Poor, middle class hit harder on taxes, study finds
A study released today by the Institute on Taxation and Economic Policy finds that, "by an overwhelming margin, most states tax their middle- and low-income families far more heavily than the wealthy."
"The harsh reality is that most states require their poor and middle-income taxpayers to pay the most taxes as a share of income," said Matthew Gardner, lead author of Who Pays? A Distributional Analysis of the Tax Systems in All 50 States.
The study contains fact sheets for each state. For Colorado, the study found:
• Colorado families earning less than $20,000 per year paid 9% of their income in state and local taxes.
• Middle-income families making $39,000 to $59,000 paid 8.5% of their income in state and local taxes.

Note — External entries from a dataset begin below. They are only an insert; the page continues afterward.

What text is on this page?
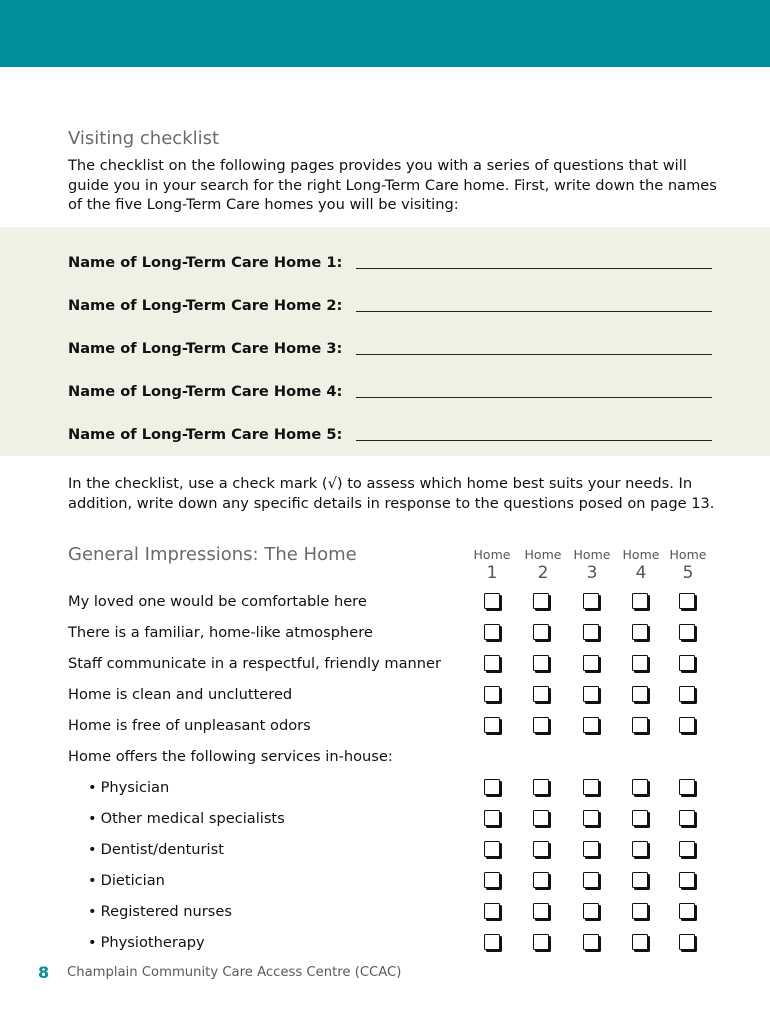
Visiting checklist
The checklist on the following pages provides you with a series of questions that will guide you in your search for the right Long-Term Care home. First, write down the names of the five Long-Term Care homes you will be visiting:
Name of Long-Term Care Home 1:
Name of Long-Term Care Home 2:
Name of Long-Term Care Home 3:
Name of Long-Term Care Home 4:
Name of Long-Term Care Home 5:
In the checklist, use a check mark (√) to assess which home best suits your needs. In addition, write down any specific details in response to the questions posed on page 13.
General Impressions: The Home	Home
1
Home
2
Home
3
Home
4
Home
5
My loved one would be comfortable here
There is a familiar, home-like atmosphere
Staff communicate in a respectful, friendly manner
Home is clean and uncluttered
Home is free of unpleasant odors
Home offers the following services in-house:
• Physician
• Other medical specialists
• Dentist/denturist
• Dietician
• Registered nurses
• Physiotherapy
8 Champlain Community Care Access Centre (CCAC)
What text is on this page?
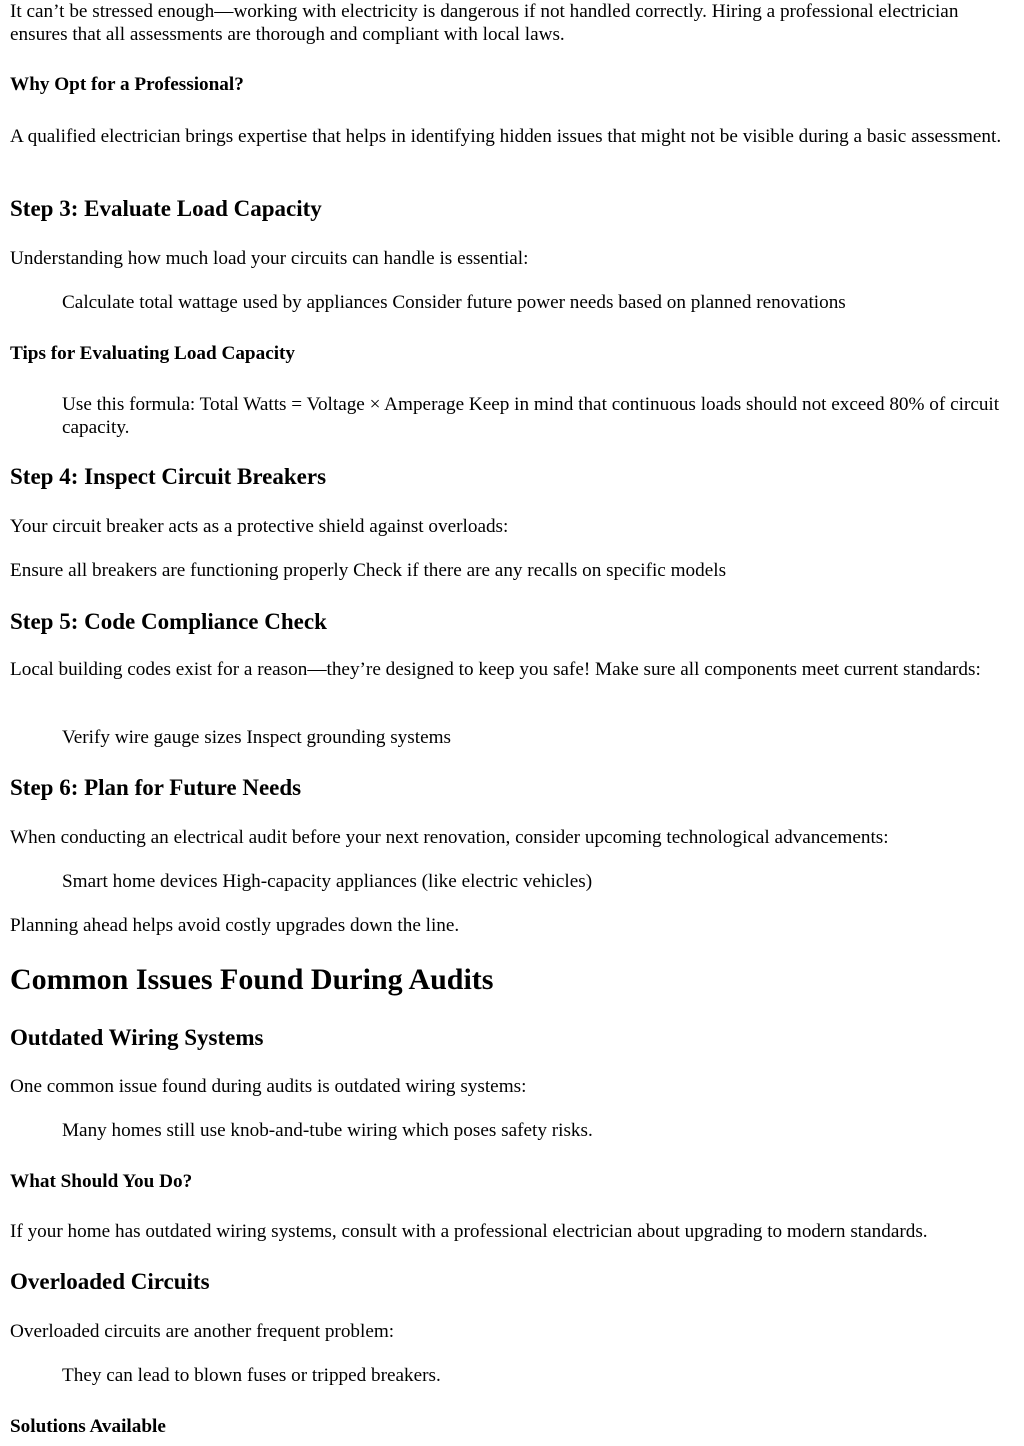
It can’t be stressed enough—working with electricity is dangerous if not handled correctly. Hiring a professional electrician ensures that all assessments are thorough and compliant with local laws.

Why Opt for a Professional?

A qualified electrician brings expertise that helps in identifying hidden issues that might not be visible during a basic assessment.

Step 3: Evaluate Load Capacity

Understanding how much load your circuits can handle is essential:

Calculate total wattage used by appliances Consider future power needs based on planned renovations

Tips for Evaluating Load Capacity

Use this formula: Total Watts = Voltage × Amperage Keep in mind that continuous loads should not exceed 80% of circuit capacity.

Step 4: Inspect Circuit Breakers

Your circuit breaker acts as a protective shield against overloads:

Ensure all breakers are functioning properly Check if there are any recalls on specific models

Step 5: Code Compliance Check

Local building codes exist for a reason—they’re designed to keep you safe! Make sure all components meet current standards:

Verify wire gauge sizes Inspect grounding systems

Step 6: Plan for Future Needs

When conducting an electrical audit before your next renovation, consider upcoming technological advancements:

Smart home devices High-capacity appliances (like electric vehicles)

Planning ahead helps avoid costly upgrades down the line.

Common Issues Found During Audits
Outdated Wiring Systems

One common issue found during audits is outdated wiring systems:

Many homes still use knob-and-tube wiring which poses safety risks.

What Should You Do?

If your home has outdated wiring systems, consult with a professional electrician about upgrading to modern standards.

Overloaded Circuits

Overloaded circuits are another frequent problem:

They can lead to blown fuses or tripped breakers.

Solutions Available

• For wealthy Coloradans, the portion paid in state and local taxes drops as income grows:
$99,000 to $209,000 – 7.3 percent of income
$209,001 to $557,000 – 6.2 percent of income
$557,001 and up – 5.3 percent of income
"Fairness is in the eye of the beholder," said Gardner. "But virtually anyone would agree that this upside-down approach to state and local taxes is astonishingly inequitable."
“In the coming months, many states’ lawmakers will convene to deal with fiscal shortfalls even worse than those they faced last year,” Gardner said. “Lawmakers may choose to close these budget gaps in the same way that they have done all too often in the past – through regressive tax hikes. Or they may decide instead to ask wealthier families to pay tax rates more commensurate with their incomes. In either case, the path that states choose in the upcoming year will have a major impact on the well-being of their citizens – and on the fairness of state and local taxes.”